After becoming the first state in the nation last year to allow voting by iPad for the disabled, Oregon is expanding the program this year in size and scope, adding support for overseas military voters as well as support for Windows and Android tablets.
People can use tablets owned by the Oregon Secretary of State's office. The office has 60 iPads, and officials plan to purchase Android and Windows tablets for each county before Election Day. The state uses device-agnostic voting software that can run on any operating system, writes Wylie Wong in StateTech. The state had said last year that it would expand the program statewide if the pilots proved successful. The state also expects to allow the disabled to vote from their home PCs.
In addition, the state is also giving military and overseas voters the option of returning their ballots electronically. Their county clerk will e-mail voters a secure link to a website where they can view, mark and print their ballots. If they wish, they can scan the printed ballot and return it via e-mail, Wong writes.
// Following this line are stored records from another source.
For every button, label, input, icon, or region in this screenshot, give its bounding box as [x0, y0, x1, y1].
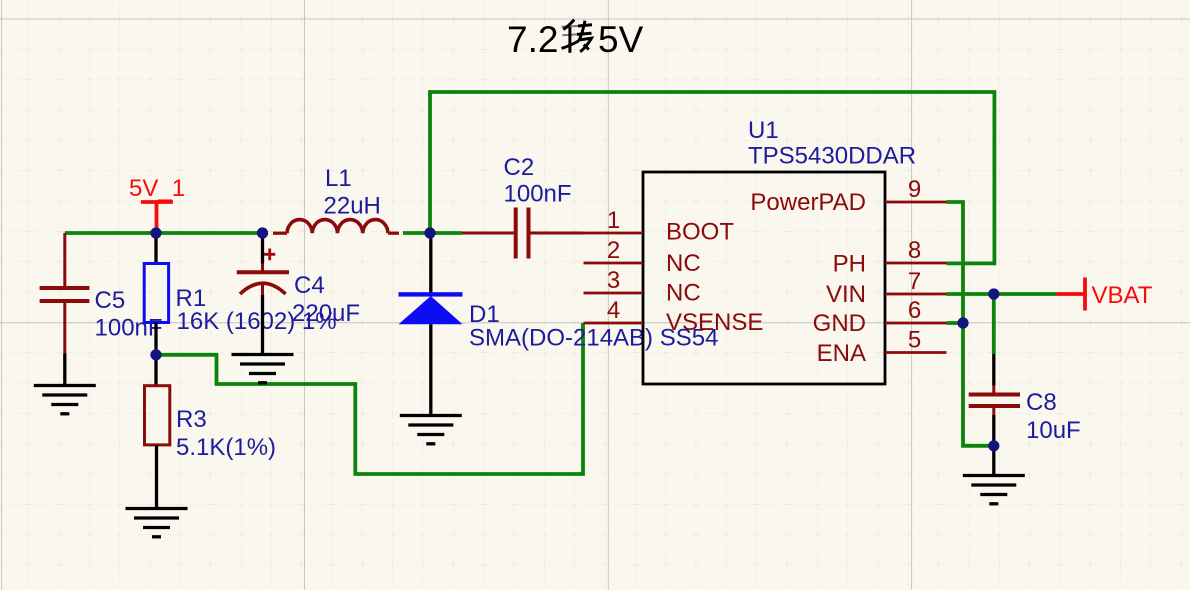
title 7.2转5V — [507, 19, 644, 60]
svg-text:U1: U1 — [748, 117, 779, 144]
svg-text:220uF: 220uF — [292, 300, 360, 327]
svg-text:VBAT: VBAT — [1092, 282, 1153, 309]
svg-text:C8: C8 — [1026, 389, 1057, 416]
ground under C8 — [963, 446, 1025, 504]
ground under R3 — [126, 509, 188, 537]
junction at C8 bottom / ground bus — [988, 440, 999, 451]
wire: feedback from R1/R3 divider to VSENSE — [156, 323, 583, 474]
ground under C5 — [34, 354, 96, 414]
svg-text:C4: C4 — [294, 272, 325, 299]
junction at GND pin 6 — [957, 317, 968, 328]
resistor R3 — [145, 355, 277, 509]
wire: VIN branch down to C8 — [992, 294, 996, 354]
svg-text:PH: PH — [833, 251, 866, 278]
U1 pin 5 ENA — [817, 327, 947, 368]
U1 pin 6 GND — [813, 297, 947, 337]
svg-text:8: 8 — [908, 237, 921, 264]
junction at 5V rail / C4 — [257, 227, 268, 238]
svg-text:C5: C5 — [95, 287, 126, 314]
U1 pin 2 NC — [584, 237, 701, 277]
U1 pin 7 VIN — [826, 268, 947, 308]
svg-text:10uF: 10uF — [1026, 417, 1081, 444]
svg-text:ENA: ENA — [817, 340, 866, 367]
U1 pin 9 PowerPAD — [750, 176, 946, 216]
svg-text:22uH: 22uH — [324, 193, 381, 220]
svg-text:VIN: VIN — [826, 281, 866, 308]
svg-text:VSENSE: VSENSE — [666, 309, 763, 336]
svg-text:NC: NC — [666, 280, 701, 307]
svg-text:C2: C2 — [504, 154, 535, 181]
U1 pin 8 PH — [833, 237, 947, 278]
svg-text:9: 9 — [908, 176, 921, 203]
wire: PowerPAD pin 9 to ground bus — [947, 202, 994, 446]
svg-text:4: 4 — [607, 297, 620, 324]
wire: VIN to VBAT — [947, 292, 1057, 296]
svg-text:GND: GND — [813, 310, 866, 337]
ground under D1 — [400, 416, 462, 444]
svg-text:R3: R3 — [176, 406, 207, 433]
svg-text:5V_1: 5V_1 — [129, 175, 185, 202]
capacitor C2 — [462, 154, 584, 259]
svg-text:5V: 5V — [598, 19, 644, 60]
wire: switch node (L1 to D1/C2) — [403, 231, 462, 235]
svg-text:L1: L1 — [325, 165, 352, 192]
svg-text:5.1K(1%): 5.1K(1%) — [176, 434, 276, 461]
junction at switch node / D1 — [424, 227, 435, 238]
svg-text:7.2: 7.2 — [507, 19, 558, 60]
U1 pin 3 NC — [584, 267, 701, 307]
svg-text:TPS5430DDAR: TPS5430DDAR — [748, 143, 916, 170]
capacitor C5 — [40, 233, 163, 354]
inductor L1 — [273, 165, 399, 233]
capacitor C4 (polarized) — [237, 236, 360, 355]
U1 pin 1 BOOT — [584, 207, 735, 246]
power port VBAT — [1057, 278, 1153, 311]
capacitor C8 — [969, 354, 1081, 446]
svg-text:100nF: 100nF — [504, 181, 572, 208]
svg-text:1: 1 — [607, 207, 620, 234]
U1 pin 4 VSENSE — [584, 297, 764, 336]
wire: input 5V rail (C5 to L1) — [65, 231, 268, 235]
IC U1 TPS5430DDAR body — [643, 117, 916, 384]
svg-text:3: 3 — [607, 267, 620, 294]
svg-text:5: 5 — [908, 327, 921, 354]
diode D1 — [399, 233, 719, 416]
svg-text:7: 7 — [908, 268, 921, 295]
svg-text:PowerPAD: PowerPAD — [750, 189, 866, 216]
svg-text:6: 6 — [908, 297, 921, 324]
junction at VIN / C8 branch — [988, 288, 999, 299]
wire: GND pin 6 stub — [947, 321, 964, 325]
svg-text:BOOT: BOOT — [666, 219, 734, 246]
svg-text:100nF: 100nF — [95, 315, 163, 342]
ground under C4 — [232, 355, 294, 383]
junction at 5V rail / R1 — [150, 227, 161, 238]
svg-text:2: 2 — [607, 237, 620, 264]
power port 5V_1 — [129, 175, 185, 229]
junction at R1/R3 divider — [150, 349, 161, 360]
svg-text:NC: NC — [666, 250, 701, 277]
resistor R1 — [144, 238, 336, 355]
wire: top loop from switch node to PH pin — [430, 92, 994, 263]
Oregon has a history of being innovative in its voting solutions; it was the first state to make all elections vote-by-mail, and also uses an online voter registration system.
While it has not yet supported voting by iPad, California has also set up an online voter registration system this year. Eleven other states support online voter registration, including Indiana, Kansas, Maryland, and Utah, while four more states -- Connecticut, Delaware, Hawaii and South Carolina -- have passed laws to allow it but have not yet implemented it, according to the National Council of State Legislatures.